From 0c4733c8d7c50e0b0dc3373733fddfff3f62dda0 Mon Sep 17 00:00:00 2001
From: Oran Agra <oran@redislabs.com>
Date: Sun, 17 Apr 2022 17:16:46 +0300
Subject: [PATCH] Optimize integer zset scores in listpack (converting to
 string and back) (#10486)

When the score doesn't have fractional part, and can be stored as an integer,
we use the integer capabilities of listpack to store it, rather than convert it to string.
This already existed before this PR (lpInsert dose that conversion implicitly).

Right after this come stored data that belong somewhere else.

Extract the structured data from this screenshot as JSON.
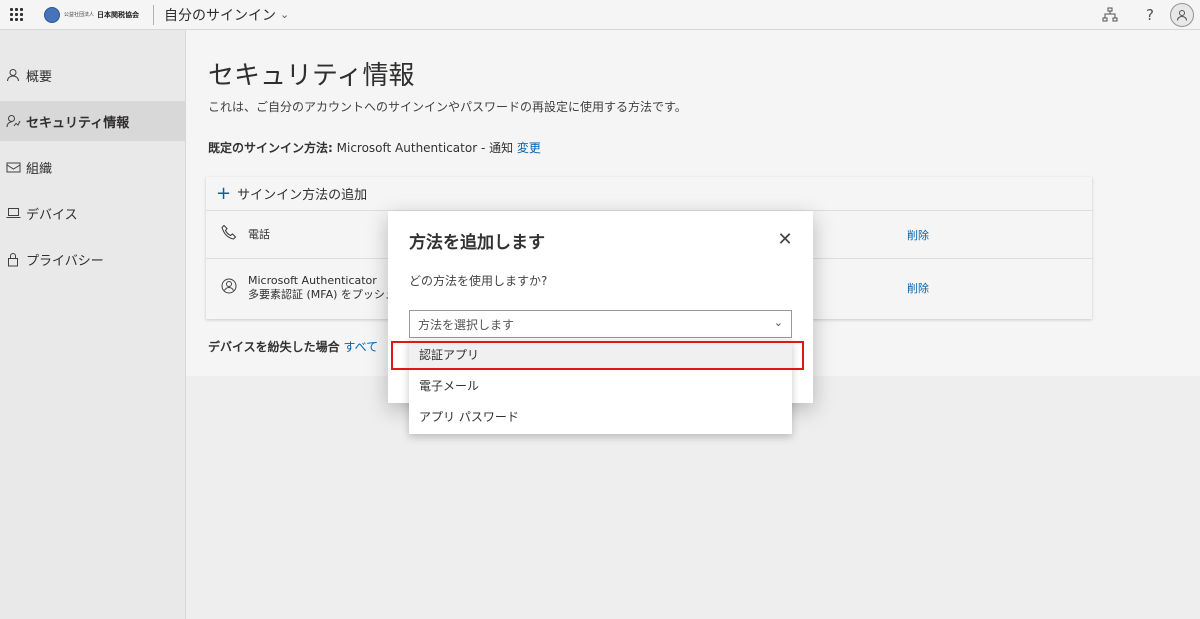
{
  "header": {
    "org_small": "公益社団法人",
    "org_name": "日本関税協会",
    "app_title": "自分のサインイン",
    "icons": [
      "waffle-icon",
      "org-chart-icon",
      "help-icon",
      "account-avatar-icon"
    ]
  },
  "sidebar": {
    "items": [
      {
        "label": "概要",
        "icon": "person-icon",
        "active": false
      },
      {
        "label": "セキュリティ情報",
        "icon": "security-info-icon",
        "active": true
      },
      {
        "label": "組織",
        "icon": "organization-icon",
        "active": false
      },
      {
        "label": "デバイス",
        "icon": "laptop-icon",
        "active": false
      },
      {
        "label": "プライバシー",
        "icon": "lock-icon",
        "active": false
      }
    ]
  },
  "main": {
    "title": "セキュリティ情報",
    "description": "これは、ご自分のアカウントへのサインインやパスワードの再設定に使用する方法です。",
    "default_label": "既定のサインイン方法:",
    "default_value": " Microsoft Authenticator - 通知 ",
    "change_link": "変更",
    "add_method": "サインイン方法の追加",
    "methods": [
      {
        "line1": "電話",
        "line2": "",
        "icon": "phone-icon",
        "delete": "削除"
      },
      {
        "line1": "Microsoft Authenticator",
        "line2": "多要素認証 (MFA) をプッシュ",
        "icon": "authenticator-icon",
        "delete": "削除"
      }
    ],
    "lost_label": "デバイスを紛失した場合",
    "lost_link": " すべて"
  },
  "dialog": {
    "title": "方法を追加します",
    "question": "どの方法を使用しますか?",
    "select_placeholder": "方法を選択します",
    "options": [
      "認証アプリ",
      "電子メール",
      "アプリ パスワード"
    ],
    "highlighted_option": "認証アプリ",
    "highlight_color": "#e0161b"
  },
  "colors": {
    "link": "#0067b8",
    "sidebar_bg": "#f3f3f3",
    "active_item_bg": "#e1e1e1"
  }
}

But to do that, we would have first converted the score from double to string (calling `d2string`),
then pass the string to `lpAppend` which identified it as being an integer and convert it back to an int.
Now, instead of converting it to a string, we store it using lpAppendInteger`.

Unrelated:
---
* Fix the double2ll range check (negative and positive ranges, and also the comparison operands
  were slightly off. but also, the range could be made much larger, see comment).
* Unify the double to string conversion code in rdb.c with the one in util.c
* Small optimization in lpStringToInt64, don't attempt to convert strings that are obviously too long.

Benchmark;
---
Up to 20% improvement in certain tight loops doing zzlInsert with large integers.
(if listpack is pre-allocated to avoid realloc, and insertion is sorted from largest to smaller)
---
 src/listpack.c |  3 ++-
 src/listpack.h |  2 ++
 src/rdb.c      | 19 ++++---------------
 src/t_zset.c   | 16 ++++++++++++----
 src/util.c     | 49 ++++++++++++++++++++++++++++++++++---------------
 src/util.h     |  1 +
 6 files changed, 55 insertions(+), 35 deletions(-)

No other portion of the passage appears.